Boosting machines for predicting shear strength of CFS channels with staggered web perforations

Abstract

Cold-formed steel (CFS) purlins and studs with staggered web perforations have been used in construction to improve the thermal efficiency of buildings. The perforations adversely affect structural properties of the members, especially their shear strength. Accurate shear strength predictions of such members is a challenging task, which is not easily solved by the traditional methods. This paper explores five machine learning (ML) boosting algorithms, including gradient boosting regressor (GBR), extreme gradient boosting (XGBoost), light gradient boosting machine (LightGBM), gradient boosting with categorical features support (CatBoost), and adaptive boosting (AdaBoost), as tools for predicting the elastic shear buckling loads and the ultimate shear strength of CFS channels with staggered web perforations. The models were developed using open-source software and a large dataset of finite element simulation results with 3512 samples for each property. The models’ optimal hyperparameters were established through an extensive tuning process to ensure their best performance measured using the robust ten-fold cross-validation method.
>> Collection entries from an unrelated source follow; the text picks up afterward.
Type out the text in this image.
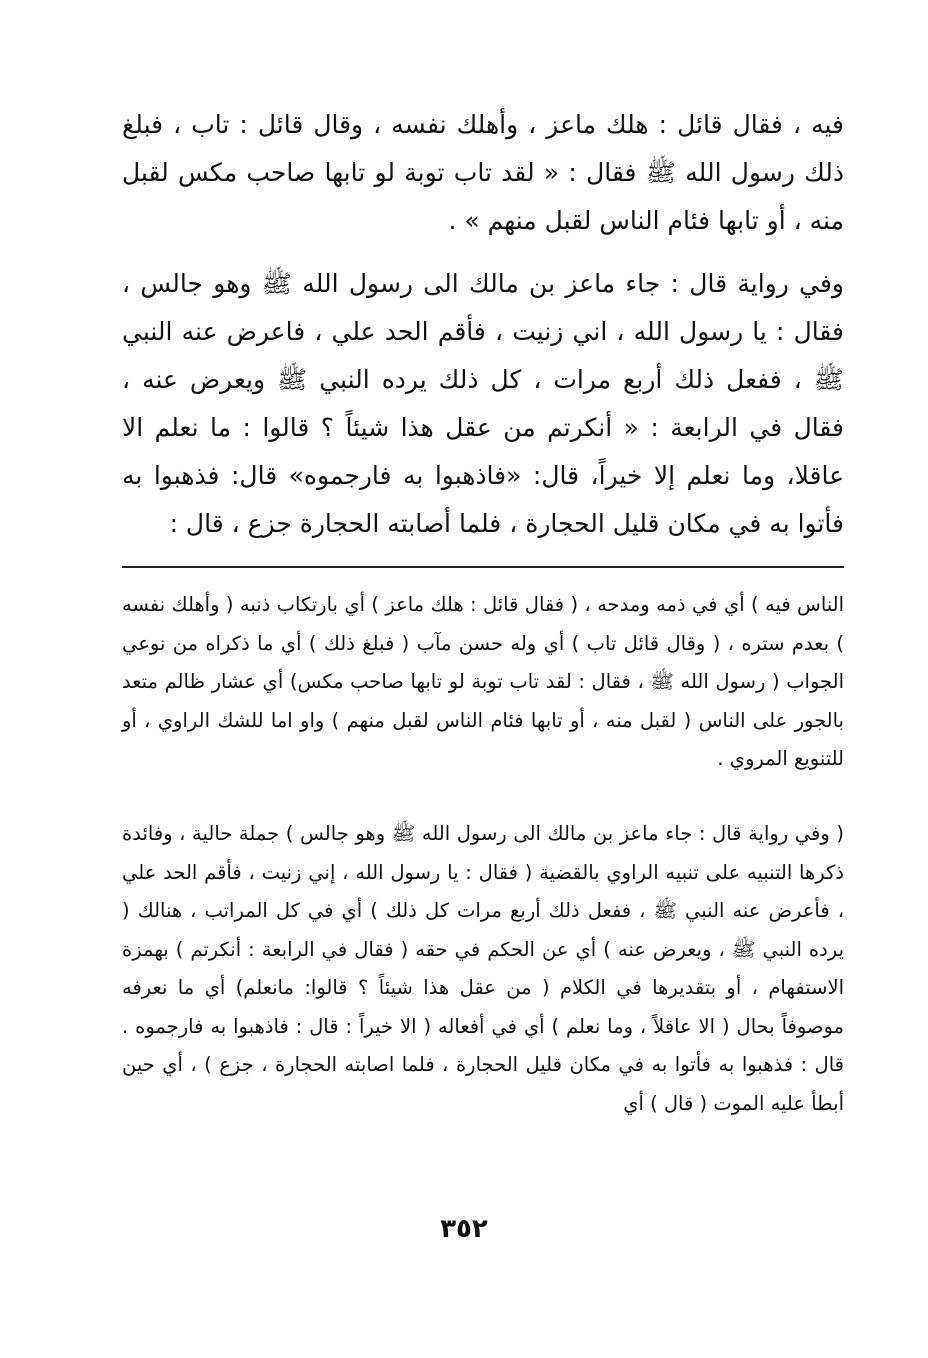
فيه ، فقال قائل : هلك ماعز ، وأهلك نفسه ، وقال قائل : تاب ، فبلغ ذلك رسول الله ﷺ فقال : « لقد تاب توبة لو تابها صاحب مكس لقبل منه ، أو تابها فئام الناس لقبل منهم » .

وفي رواية قال : جاء ماعز بن مالك الى رسول الله ﷺ وهو جالس ، فقال : يا رسول الله ، اني زنيت ، فأقم الحد علي ، فاعرض عنه النبي ﷺ ، ففعل ذلك أربع مرات ، كل ذلك يرده النبي ﷺ ويعرض عنه ، فقال في الرابعة : « أنكرتم من عقل هذا شيئاً ؟ قالوا : ما نعلم الا عاقلا، وما نعلم إلا خيراً، قال: «فاذهبوا به فارجموه» قال: فذهبوا به فأتوا به في مكان قليل الحجارة ، فلما أصابته الحجارة جزع ، قال :

الناس فيه ) أي في ذمه ومدحه ، ( فقال قائل : هلك ماعز ) أي بارتكاب ذنبه ( وأهلك نفسه ) بعدم ستره ، ( وقال قائل تاب ) أي وله حسن مآب ( فبلغ ذلك ) أي ما ذكراه من نوعي الجواب ( رسول الله ﷺ ، فقال : لقد تاب توبة لو تابها صاحب مكس) أي عشار ظالم متعد بالجور على الناس ( لقبل منه ، أو تابها فئام الناس لقبل منهم ) واو اما للشك الراوي ، أو للتنويع المروي .

( وفي رواية قال : جاء ماعز بن مالك الى رسول الله ﷺ وهو جالس ) جملة حالية ، وفائدة ذكرها التنبيه على تنبيه الراوي بالقضية ( فقال : يا رسول الله ، إني زنيت ، فأقم الحد علي ، فأعرض عنه النبي ﷺ ، ففعل ذلك أربع مرات كل ذلك ) أي في كل المراتب ، هنالك ( يرده النبي ﷺ ، ويعرض عنه ) أي عن الحكم في حقه ( فقال في الرابعة : أنكرتم ) بهمزة الاستفهام ، أو بتقديرها في الكلام ( من عقل هذا شيئاً ؟ قالوا: مانعلم) أي ما نعرفه موصوفاً بحال ( الا عاقلاً ، وما نعلم ) أي في أفعاله ( الا خيراً : قال : فاذهبوا به فارجموه . قال : فذهبوا به فأتوا به في مكان قليل الحجارة ، فلما اصابته الحجارة ، جزع ) ، أي حين أبطأ عليه الموت ( قال ) أي

٣٥٢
The elastic buckling loads and the ultimate shear strengths predicted by the developed models compared excellently with the simulation results, with CatBoost being the most accurate model in predicting both properties. The models’ accuracy exceeded the accuracy of the existing descriptive equations. The CatBoost models were inspected by evaluating the relative feature importance and partial dependence of the model-predicted targets from features, which aligned well with the mechanics-based knowledge and confirmed the ability of the models to capture the underlying physics. The predictions of the developed boosting machines were compared with those of previously developed ML models, which allowed for ranking the models and selecting the most accurate ones. Resistance and safety factors for the shear strength predicted by the ML models were determined using the AISI S100-16 w/S2-20 provisions. A Python-based interactive notebook was created for rapid and accurate predictions of the elastic shear buckling loads and the ultimate shear strengths of the slotted channels using the developed models.